How to design the fun out of things

by Brock Dubbels | at MinneBar 10

There is nothing more wondrous in software than a dancing bear. Well, maybe an evil dancing bear. In this workshop, learn to express your schadenfreude through the design of software. Learn the glorious irony in the creation of pain stations: a paradise lost complete with repetitive treadmills of grinding.

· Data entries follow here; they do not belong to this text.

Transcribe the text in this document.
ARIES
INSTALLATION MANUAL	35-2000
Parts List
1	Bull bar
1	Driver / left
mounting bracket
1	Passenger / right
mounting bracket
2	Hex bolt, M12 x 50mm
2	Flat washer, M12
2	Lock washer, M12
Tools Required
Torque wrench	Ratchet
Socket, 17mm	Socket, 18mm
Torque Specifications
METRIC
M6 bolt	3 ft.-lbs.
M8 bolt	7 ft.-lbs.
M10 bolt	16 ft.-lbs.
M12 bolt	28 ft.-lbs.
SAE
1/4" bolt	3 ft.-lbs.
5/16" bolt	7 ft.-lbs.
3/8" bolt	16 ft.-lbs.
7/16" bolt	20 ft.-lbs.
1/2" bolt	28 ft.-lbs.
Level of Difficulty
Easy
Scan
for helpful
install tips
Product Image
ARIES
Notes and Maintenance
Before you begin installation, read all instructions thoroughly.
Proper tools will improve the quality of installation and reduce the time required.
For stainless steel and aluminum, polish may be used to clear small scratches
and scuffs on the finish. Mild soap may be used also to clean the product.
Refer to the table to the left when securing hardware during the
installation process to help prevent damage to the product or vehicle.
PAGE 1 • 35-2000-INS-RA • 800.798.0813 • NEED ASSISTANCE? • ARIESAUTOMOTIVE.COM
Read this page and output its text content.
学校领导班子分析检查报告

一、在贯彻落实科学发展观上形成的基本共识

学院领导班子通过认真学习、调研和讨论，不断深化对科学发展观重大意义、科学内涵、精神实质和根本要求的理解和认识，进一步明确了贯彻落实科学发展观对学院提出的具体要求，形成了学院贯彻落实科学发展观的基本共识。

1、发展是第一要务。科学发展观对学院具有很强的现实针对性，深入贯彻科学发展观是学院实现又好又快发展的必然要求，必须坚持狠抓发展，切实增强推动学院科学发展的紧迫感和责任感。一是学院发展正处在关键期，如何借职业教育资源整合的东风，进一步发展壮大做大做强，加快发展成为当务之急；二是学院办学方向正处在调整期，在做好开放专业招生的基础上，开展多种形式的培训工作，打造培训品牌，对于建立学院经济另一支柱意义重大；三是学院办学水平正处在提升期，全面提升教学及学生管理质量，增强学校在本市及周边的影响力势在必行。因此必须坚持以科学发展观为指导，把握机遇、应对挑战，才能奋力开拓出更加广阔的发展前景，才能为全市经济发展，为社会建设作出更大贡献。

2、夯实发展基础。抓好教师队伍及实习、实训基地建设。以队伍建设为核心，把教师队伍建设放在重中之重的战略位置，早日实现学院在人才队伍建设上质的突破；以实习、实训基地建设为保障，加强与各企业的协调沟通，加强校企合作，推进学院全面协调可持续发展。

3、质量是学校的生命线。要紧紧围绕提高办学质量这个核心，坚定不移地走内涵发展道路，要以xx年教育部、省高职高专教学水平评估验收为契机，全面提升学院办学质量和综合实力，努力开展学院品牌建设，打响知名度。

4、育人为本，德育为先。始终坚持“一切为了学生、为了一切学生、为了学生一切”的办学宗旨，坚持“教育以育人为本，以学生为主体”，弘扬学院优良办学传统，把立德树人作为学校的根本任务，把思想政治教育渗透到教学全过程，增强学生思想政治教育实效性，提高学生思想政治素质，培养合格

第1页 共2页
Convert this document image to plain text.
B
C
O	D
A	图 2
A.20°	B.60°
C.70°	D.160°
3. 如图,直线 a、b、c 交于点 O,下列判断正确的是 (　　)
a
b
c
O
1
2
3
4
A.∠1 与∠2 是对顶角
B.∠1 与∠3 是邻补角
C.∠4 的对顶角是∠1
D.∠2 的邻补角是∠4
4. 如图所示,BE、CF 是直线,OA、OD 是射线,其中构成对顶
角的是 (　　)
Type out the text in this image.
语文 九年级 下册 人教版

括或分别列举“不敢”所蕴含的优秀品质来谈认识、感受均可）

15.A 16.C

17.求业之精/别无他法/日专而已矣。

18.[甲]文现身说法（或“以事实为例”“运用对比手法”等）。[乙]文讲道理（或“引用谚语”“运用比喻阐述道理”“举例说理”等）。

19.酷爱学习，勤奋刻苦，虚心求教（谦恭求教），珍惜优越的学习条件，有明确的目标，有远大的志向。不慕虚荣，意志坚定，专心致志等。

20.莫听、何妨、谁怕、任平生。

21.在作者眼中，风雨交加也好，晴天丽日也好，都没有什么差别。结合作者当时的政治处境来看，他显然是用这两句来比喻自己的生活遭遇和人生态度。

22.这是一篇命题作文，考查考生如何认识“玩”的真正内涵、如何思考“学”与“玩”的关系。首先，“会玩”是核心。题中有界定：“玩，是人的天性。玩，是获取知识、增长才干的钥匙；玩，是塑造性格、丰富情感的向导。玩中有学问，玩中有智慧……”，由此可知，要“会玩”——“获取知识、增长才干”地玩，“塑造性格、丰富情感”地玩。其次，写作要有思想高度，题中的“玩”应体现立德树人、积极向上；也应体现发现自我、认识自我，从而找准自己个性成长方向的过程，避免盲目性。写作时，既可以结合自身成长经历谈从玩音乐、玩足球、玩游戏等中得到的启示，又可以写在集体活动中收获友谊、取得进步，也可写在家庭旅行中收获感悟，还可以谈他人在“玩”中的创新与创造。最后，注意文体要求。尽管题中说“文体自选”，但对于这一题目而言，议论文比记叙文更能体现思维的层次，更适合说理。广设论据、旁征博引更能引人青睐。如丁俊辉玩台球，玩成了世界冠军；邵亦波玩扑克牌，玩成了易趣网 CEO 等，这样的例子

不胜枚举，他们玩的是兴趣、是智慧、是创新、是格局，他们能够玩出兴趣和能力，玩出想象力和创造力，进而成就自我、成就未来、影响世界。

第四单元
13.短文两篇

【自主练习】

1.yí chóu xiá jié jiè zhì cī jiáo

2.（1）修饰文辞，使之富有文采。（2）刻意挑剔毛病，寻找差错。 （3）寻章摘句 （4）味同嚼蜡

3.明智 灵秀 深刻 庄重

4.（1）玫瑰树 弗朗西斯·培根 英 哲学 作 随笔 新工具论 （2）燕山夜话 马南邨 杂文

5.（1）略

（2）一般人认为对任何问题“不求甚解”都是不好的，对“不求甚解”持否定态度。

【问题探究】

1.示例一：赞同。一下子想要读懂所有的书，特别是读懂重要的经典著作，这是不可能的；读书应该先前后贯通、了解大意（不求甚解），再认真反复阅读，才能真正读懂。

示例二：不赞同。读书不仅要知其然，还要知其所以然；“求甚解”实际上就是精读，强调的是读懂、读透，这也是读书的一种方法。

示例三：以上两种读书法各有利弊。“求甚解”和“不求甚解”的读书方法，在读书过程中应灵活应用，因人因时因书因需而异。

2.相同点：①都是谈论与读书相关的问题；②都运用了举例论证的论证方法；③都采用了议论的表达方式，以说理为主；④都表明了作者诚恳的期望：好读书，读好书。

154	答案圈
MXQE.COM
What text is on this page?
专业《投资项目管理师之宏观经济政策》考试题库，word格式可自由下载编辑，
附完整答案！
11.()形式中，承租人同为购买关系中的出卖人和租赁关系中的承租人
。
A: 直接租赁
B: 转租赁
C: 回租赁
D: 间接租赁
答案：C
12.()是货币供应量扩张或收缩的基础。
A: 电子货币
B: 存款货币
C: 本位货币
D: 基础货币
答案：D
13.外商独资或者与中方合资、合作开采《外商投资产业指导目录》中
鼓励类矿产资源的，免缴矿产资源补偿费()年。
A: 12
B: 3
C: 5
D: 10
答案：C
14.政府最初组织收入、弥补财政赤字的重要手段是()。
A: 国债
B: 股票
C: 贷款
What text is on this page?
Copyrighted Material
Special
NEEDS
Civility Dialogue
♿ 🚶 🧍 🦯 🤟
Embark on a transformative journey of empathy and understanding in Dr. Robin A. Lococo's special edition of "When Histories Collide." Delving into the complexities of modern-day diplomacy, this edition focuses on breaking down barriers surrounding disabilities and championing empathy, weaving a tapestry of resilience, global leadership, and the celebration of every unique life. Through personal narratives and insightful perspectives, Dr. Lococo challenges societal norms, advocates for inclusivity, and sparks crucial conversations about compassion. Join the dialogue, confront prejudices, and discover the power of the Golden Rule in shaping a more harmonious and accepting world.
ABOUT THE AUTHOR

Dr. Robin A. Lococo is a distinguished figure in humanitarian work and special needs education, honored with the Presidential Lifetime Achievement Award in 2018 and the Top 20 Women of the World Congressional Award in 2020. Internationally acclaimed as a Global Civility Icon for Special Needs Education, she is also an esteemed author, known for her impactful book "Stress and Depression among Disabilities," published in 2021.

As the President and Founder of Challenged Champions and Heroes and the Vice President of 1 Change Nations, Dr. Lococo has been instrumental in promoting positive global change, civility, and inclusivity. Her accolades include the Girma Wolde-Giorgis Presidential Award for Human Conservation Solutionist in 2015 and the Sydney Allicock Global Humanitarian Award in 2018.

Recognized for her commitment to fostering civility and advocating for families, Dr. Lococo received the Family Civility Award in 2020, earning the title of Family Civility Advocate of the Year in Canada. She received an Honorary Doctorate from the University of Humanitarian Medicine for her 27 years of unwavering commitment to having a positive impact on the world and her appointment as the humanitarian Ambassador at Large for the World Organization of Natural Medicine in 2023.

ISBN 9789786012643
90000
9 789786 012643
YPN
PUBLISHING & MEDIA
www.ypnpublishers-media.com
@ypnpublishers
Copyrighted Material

Alternatively, if you enjoy babygoats on trampolines and other "happy things, this session will provide a model for learn to design invoke play, and sustain it through interaction and feedback, and if you are evil, then take it away. We learn three aspects of discount design methods as simplified user testing, narrowed prototypes, and heuristic flow models for delivering software for impact and persuasion.

Create live action simulation, with insights on the difference between imitation and emulation, and when they are most useful. Use ethnographic methods for conducting contextual analysis, learn about data-informed models; create documentation like procedural workflows and hierarchical flow charts for the creation of your very own WAAD (work activity affinity diagram) fro creating needs, requirements and design

Beginner

Brock Dubbels

Brock Dubbels currently conducts psychological research at the GScale Game Development and Laboratory at McMaster University. He has worked as a Fulbright Scholar at the Norwegian Institute of Science and Technology; at Xerox PARC and Oracle, and as a research associate at the Center for Cognitive Science at the University of Minnesota. His specialties include user research, user experience, and software project management. He teaches course work on games and cognition, and how learning research can improve game design for return on investment (ROI). He is also the founder and principal learning architect at www.vgalt.com for design, production, usability assessment and evaluation of learning systems and games.He is also the founder of the HammerTownCoderDojo.org, an organization providing free programming instruction to children, and is the Editor in Chief of the International Journal of Games and Computer Mediated Simulations.